Анри полез в карман достать зажигалку и наткнулся на письма.
— Вечен? Вы что, считаете себя господом богом?
— Нет. Боги — они недолго живут. Посмотри на христианского бога: ему еще нет и двух тысяч лет, а он уже выказывает все признаки усталости…
Одно письмо было из Бордо, другое — из Парижа. Анри вскрыл первое.
— В таком случае, вы считаете себя его противоположностью?
— Дьяволом? Почему бы и нет! Он куда симпатичнее. По крайней мере он держит слово. И потом он вечен. Боги меняются, а дьявол всегда один и тот же…
— Черт подери! Вы только послушайте, какое письмо я получил… «Уважаемый профессор и гнусный подлец…»
— Кто это пишет?
— Понятия не имею. Подписано ОАС, но, по-моему, это мистификация. Сомневаюсь, чтобы среди оасовцев были такие стилисты… «Уважаемый профессор и гнусный подлец… Если вы не откажетесь от желания засорять наши края порнографическими демонстрациями негритянского искусства…»
— Негритянского? Какое же отношение имеет Аристофан к неграм?

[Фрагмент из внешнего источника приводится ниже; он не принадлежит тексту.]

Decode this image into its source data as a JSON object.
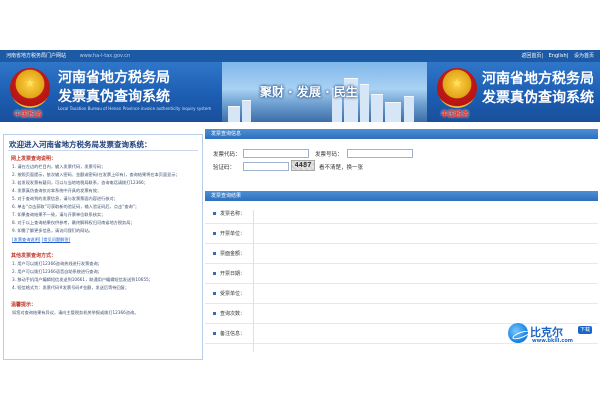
{
  "topbar": {
    "left_text": "河南省地方税务局门户网站",
    "url_text": "www.ha-l-tax.gov.cn",
    "right_links": [
      "返回首页",
      "English",
      "设为首页"
    ]
  },
  "banner": {
    "title_line1": "河南省地方税务局",
    "title_line2": "发票真伪查询系统",
    "subtitle": "Local Taxation Bureau of Henan Province invoice authenticity inquiry system",
    "seal_text": "中国税务",
    "slogan": "聚财 · 发展 · 民生",
    "right_title": "河南省地方税务局",
    "right_title2": "发票真伪查询系统"
  },
  "welcome": {
    "title": "欢迎进入河南省地方税务局发票查询系统：",
    "section1_title": "网上发票查询说明：",
    "section1_lines": [
      "1. 请在左边的栏目内，输入发票代码，发票号码；",
      "2. 按照页面提示，依次输入密码、金额或密码(在发票上印有)，查询结果将在本页面显示；",
      "3. 若发现发票有疑问，可以与当地地税局联系，咨询电话请拨打12366；",
      "4. 发票真伪查询仅对本系统中开具的发票有效；",
      "5. 对于查询到的发票信息，请与发票票面内容进行核对；",
      "6. 单击“点击获取”可获取新的验证码，输入验证码后，点击“查询”；",
      "7. 如果查询结果不一致，请与开票单位联系核实；",
      "8. 对于以上查询结果仅供参考，最终解释权归河南省地方税务局；",
      "9. 如需了解更多信息，请访问我们的网站。"
    ],
    "links": [
      "[发票查询说明]",
      "[常见问题解答]"
    ],
    "section2_title": "其他发票查询方式：",
    "section2_lines": [
      "1. 用户可以拨打12366咨询热线进行发票查询；",
      "2. 用户可以拨打12366语音自助系统进行查询；",
      "3. 移动手机用户编辑短信发送到10661，联通用户编辑短信发送到10655；",
      "4. 短信格式为：发票代码#发票号码#金额，发送后等待回复；"
    ],
    "section3_title": "温馨提示：",
    "section3_lines": [
      "如您对查询结果有异议，请向主管税务机关举报或拨打12366咨询。"
    ]
  },
  "query": {
    "header": "发票查询信息",
    "code_label": "发票代码：",
    "number_label": "发票号码：",
    "verify_label": "验证码：",
    "captcha": "4487",
    "refresh_text": "看不清楚，换一张"
  },
  "results": {
    "header": "发票查询结果",
    "rows": [
      "发票名称：",
      "开票单位：",
      "票面金额：",
      "开票日期：",
      "受票单位：",
      "查询次数：",
      "备注信息："
    ]
  },
  "watermark": {
    "name": "比克尔",
    "badge": "下载",
    "url": "www.bkill.com"
  },
  "colors": {
    "brand_blue": "#1d5aa6",
    "header_blue": "#2e6fbd",
    "accent_red": "#c0392b"
  }
}
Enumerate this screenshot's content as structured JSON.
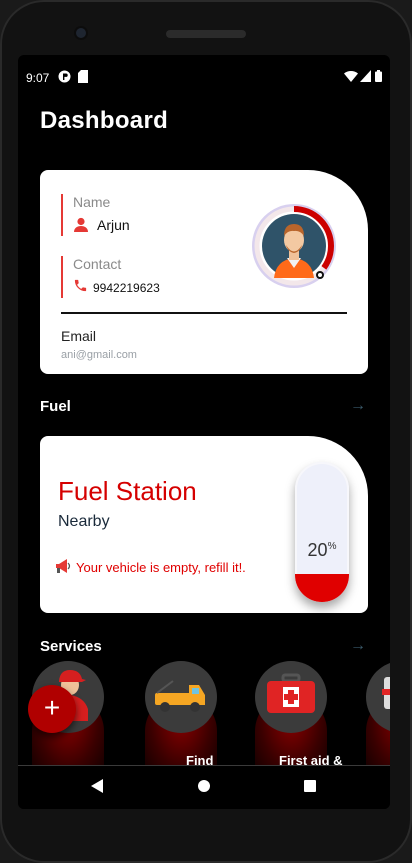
{
  "status": {
    "time": "9:07"
  },
  "page": {
    "title": "Dashboard"
  },
  "profile": {
    "name_label": "Name",
    "name": "Arjun",
    "contact_label": "Contact",
    "contact": "9942219623",
    "email_label": "Email",
    "email": "ani@gmail.com",
    "progress_ring_fraction": 0.35
  },
  "fuel": {
    "section_title": "Fuel",
    "card_title": "Fuel Station",
    "card_subtitle": "Nearby",
    "message": "Your vehicle is empty, refill it!.",
    "level_value": "20",
    "level_unit": "%",
    "level_fraction": 0.2
  },
  "services": {
    "section_title": "Services",
    "items": [
      {
        "label": "",
        "icon": "mechanic-icon"
      },
      {
        "label": "Find",
        "icon": "tow-truck-icon"
      },
      {
        "label": "First aid &",
        "icon": "first-aid-kit-icon"
      },
      {
        "label": "",
        "icon": "spark-plug-icon"
      }
    ]
  },
  "fab": {
    "label": "+"
  },
  "colors": {
    "accent": "#e00000",
    "background": "#000000",
    "card": "#ffffff"
  }
}
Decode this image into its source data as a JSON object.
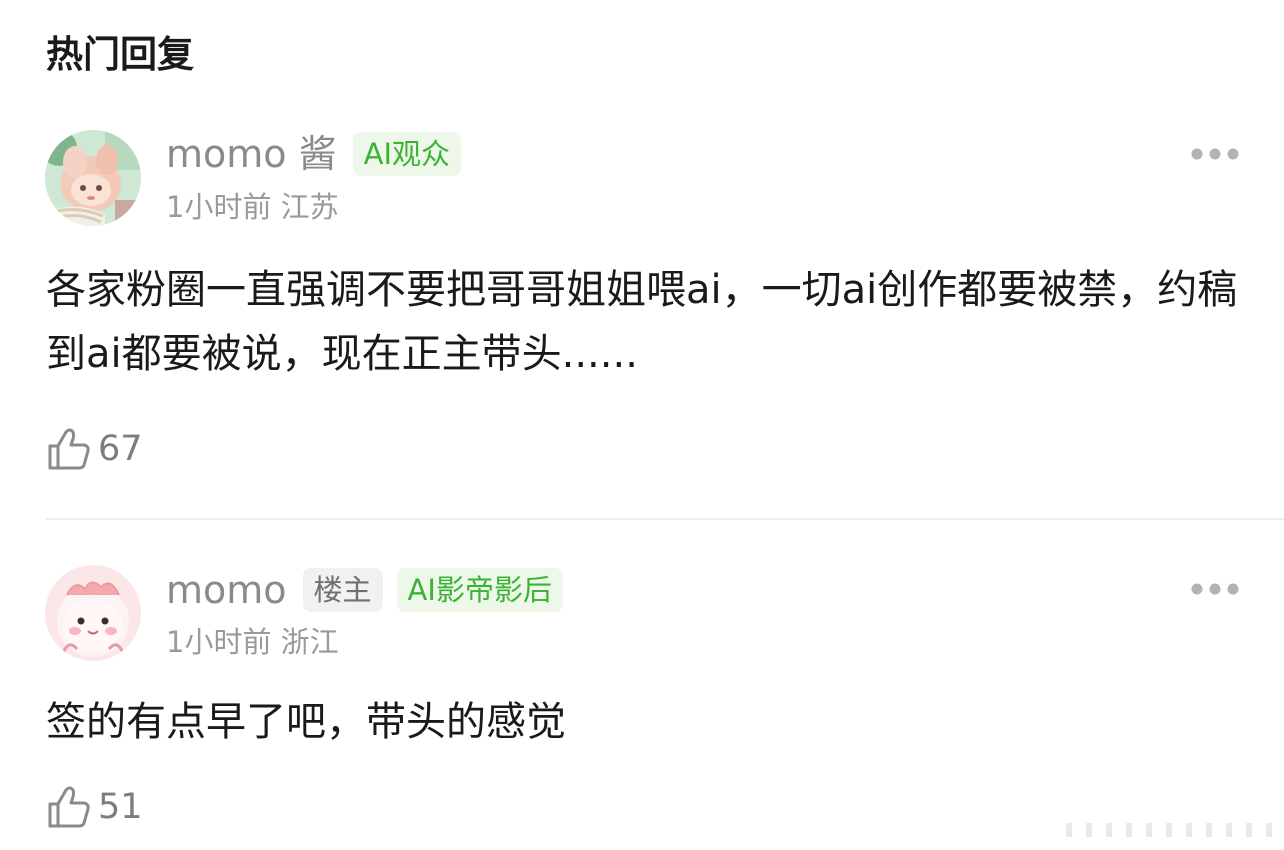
{
  "section": {
    "title": "热门回复"
  },
  "comments": [
    {
      "username": "momo 酱",
      "badges": [
        "AI观众"
      ],
      "time": "1小时前",
      "location": "江苏",
      "text": "各家粉圈一直强调不要把哥哥姐姐喂ai，一切ai创作都要被禁，约稿到ai都要被说，现在正主带头......",
      "likes": "67",
      "avatar_icon": "anime-character-avatar",
      "more_icon": "more-dots-icon",
      "like_icon": "thumbs-up-icon"
    },
    {
      "username": "momo",
      "badges": [
        "楼主",
        "AI影帝影后"
      ],
      "time": "1小时前",
      "location": "浙江",
      "text": "签的有点早了吧，带头的感觉",
      "likes": "51",
      "avatar_icon": "pink-cartoon-avatar",
      "more_icon": "more-dots-icon",
      "like_icon": "thumbs-up-icon"
    }
  ],
  "colors": {
    "badge_green_text": "#3cb334",
    "badge_green_bg": "#eef8ea",
    "badge_gray_text": "#707070",
    "badge_gray_bg": "#f1f1f1",
    "username": "#8a8a8a",
    "body_text": "#1a1a1a"
  }
}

— Дело не в Аристофане, а в Мамби. Он негр, гвинеец. Я вам этого не говорил? Значит, мой корреспондент осведомлен лучше вас. Так я продолжаю: «…засорять наши края порнографическими демонстрациями негритянского искусства, а также потворствовать кривлянью антиклерикалов, этих прислужников коммунизма…»
— Даже так?
— Даже так. Потому-то я и думаю, что ОАС тут не при чем. Фашисты слишком глупы, чтобы придавать значение антиклерикальным настроениям. Продолжаем… Итак: «Если… если… то мы, группа патриотов, бывшие ученики пансионата святого Иосифа, исполнены решимости научить вас вести себя прилично и запретить спектакль, которым собирается показать в Сарразаке негр-коммунист Морис Мамби…» Подписано: «ОАС».
Тастэ вырвал письмо из рук Анри.
— Ведь я же говорил, что тут замешаны попы!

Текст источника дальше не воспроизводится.